Es mag paradox erscheinen, aber während die Quantitative Supply Chain einen erheblichen Schwerpunkt auf numerische Methoden und Messungen legt, zeigt unsere Erfahrung, dass Metriken uns oft zu wenig und oft zu spät darüber informieren, ob eine Initiative auf dem richtigen Weg ist. Fast alle Metriken können manipuliert werden, und dies geschieht in der Regel auf Kosten der Nachhaltigkeit des gewählten Ansatzes. Daher sucht die Quantitative Supply Chain offensichtliche Verbesserungen: Wenn Verbesserungen so subtil sind, dass es fortgeschrittener Messungen bedarf, um sie zu erkennen, war die Initiative höchstwahrscheinlich nicht den Aufwand wert und sollte als Misserfolg betrachtet werden. Wenn Verbesserungen hingegen bemerkbar und konsistent über viele Metriken hinweg sind und die gesamte Lieferkette agiler und reaktionsfähiger erscheint als je zuvor, ist die Initiative höchstwahrscheinlich erfolgreich.
Metriken können manipuliert werden
Es gibt einen Grund, warum Ingenieure selten anhand von Metriken bewertet werden: Sie sind einfach zu gut darin, die Metriken zu manipulieren, das heißt, sie nutzen die Metriken zu ihrem eigenen Vorteil, anstatt den Interessen des Unternehmens zu dienen. Lieferketten sind komplex und fast alle einfachen Metriken können auf eine Weise ausgenutzt werden, die für das Unternehmen äußerst zerstörerisch sein kann. Es mag so erscheinen, als wäre dieses Problem nur eine Frage des Schließens der Schlupflöcher, die in den Metriken lauern. Doch unsere Erfahrung zeigt, dass es immer noch ein weiteres Schlupfloch gibt, das gefunden werden kann.
Eine Geschichte der Metriken-Rückwärtsentwicklung
Nehmen wir ein fiktives E-Commerce-Unternehmen als Beispiel. Die Geschäftsleitung beschließt, dass die Servicelevels verbessert werden müssen, und so wird das Servicelevel zur Leitmetrik. Das Supply-Chain-Team beginnt entsprechend dieser Metrik zu arbeiten und entwickelt eine Lösung, die darin besteht, die Bestandsniveaus erheblich zu erhöhen und damit massive Kosten für das Unternehmen zu verursachen.

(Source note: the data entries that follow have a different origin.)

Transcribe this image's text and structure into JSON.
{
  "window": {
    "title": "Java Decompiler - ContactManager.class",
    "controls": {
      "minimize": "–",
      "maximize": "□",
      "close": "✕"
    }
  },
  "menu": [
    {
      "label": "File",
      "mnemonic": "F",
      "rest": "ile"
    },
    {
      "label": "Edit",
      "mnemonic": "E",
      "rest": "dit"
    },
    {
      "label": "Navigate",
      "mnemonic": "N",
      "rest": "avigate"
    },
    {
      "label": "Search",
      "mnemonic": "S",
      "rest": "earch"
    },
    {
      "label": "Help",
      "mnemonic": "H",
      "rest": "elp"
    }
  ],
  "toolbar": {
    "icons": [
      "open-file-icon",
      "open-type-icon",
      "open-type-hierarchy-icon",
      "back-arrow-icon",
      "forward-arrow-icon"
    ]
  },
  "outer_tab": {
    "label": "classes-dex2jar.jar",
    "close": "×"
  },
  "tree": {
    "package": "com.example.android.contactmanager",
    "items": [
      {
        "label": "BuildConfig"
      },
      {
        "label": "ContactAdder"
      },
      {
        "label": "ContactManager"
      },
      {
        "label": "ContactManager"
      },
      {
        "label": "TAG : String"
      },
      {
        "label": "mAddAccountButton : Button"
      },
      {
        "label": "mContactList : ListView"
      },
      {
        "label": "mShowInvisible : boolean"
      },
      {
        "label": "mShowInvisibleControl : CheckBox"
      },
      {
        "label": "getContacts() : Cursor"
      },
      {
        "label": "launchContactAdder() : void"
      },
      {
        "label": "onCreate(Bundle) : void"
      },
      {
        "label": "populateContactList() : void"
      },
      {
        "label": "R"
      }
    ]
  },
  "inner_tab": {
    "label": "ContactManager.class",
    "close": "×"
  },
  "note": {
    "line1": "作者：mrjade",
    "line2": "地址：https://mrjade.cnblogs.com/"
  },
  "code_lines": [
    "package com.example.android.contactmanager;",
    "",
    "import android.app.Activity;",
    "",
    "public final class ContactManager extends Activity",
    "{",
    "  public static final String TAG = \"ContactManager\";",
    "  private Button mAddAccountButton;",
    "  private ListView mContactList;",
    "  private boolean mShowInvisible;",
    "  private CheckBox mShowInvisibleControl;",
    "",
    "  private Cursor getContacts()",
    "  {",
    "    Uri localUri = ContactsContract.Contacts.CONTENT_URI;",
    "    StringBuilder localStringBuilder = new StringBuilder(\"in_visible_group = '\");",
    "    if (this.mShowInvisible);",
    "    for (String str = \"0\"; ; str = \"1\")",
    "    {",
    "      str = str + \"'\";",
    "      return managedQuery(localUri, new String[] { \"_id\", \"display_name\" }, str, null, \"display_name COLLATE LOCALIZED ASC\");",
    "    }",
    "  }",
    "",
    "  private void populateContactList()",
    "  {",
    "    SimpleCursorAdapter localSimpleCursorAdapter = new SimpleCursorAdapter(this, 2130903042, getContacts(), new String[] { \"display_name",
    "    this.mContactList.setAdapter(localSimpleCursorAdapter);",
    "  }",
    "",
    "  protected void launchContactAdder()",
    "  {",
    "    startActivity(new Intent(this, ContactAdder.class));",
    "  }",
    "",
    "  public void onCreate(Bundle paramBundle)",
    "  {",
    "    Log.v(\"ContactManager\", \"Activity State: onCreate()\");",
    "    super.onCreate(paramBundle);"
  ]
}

Als Folge ändert die Geschäftsleitung die Regeln, die maximale Menge an Bestand wird definiert und das Team muss innerhalb dieser Grenze arbeiten. Das Team überarbeitet seine Zahlen und erkennt, dass der einfachste Weg, die Bestandsniveaus zu senken, darin besteht, große Mengen an Beständen als “tot” zu kennzeichnen, was aggressive Promotions auslöst. Die Bestandsniveaus werden tatsächlich gesenkt, aber die Bruttomargen werden dabei erheblich reduziert.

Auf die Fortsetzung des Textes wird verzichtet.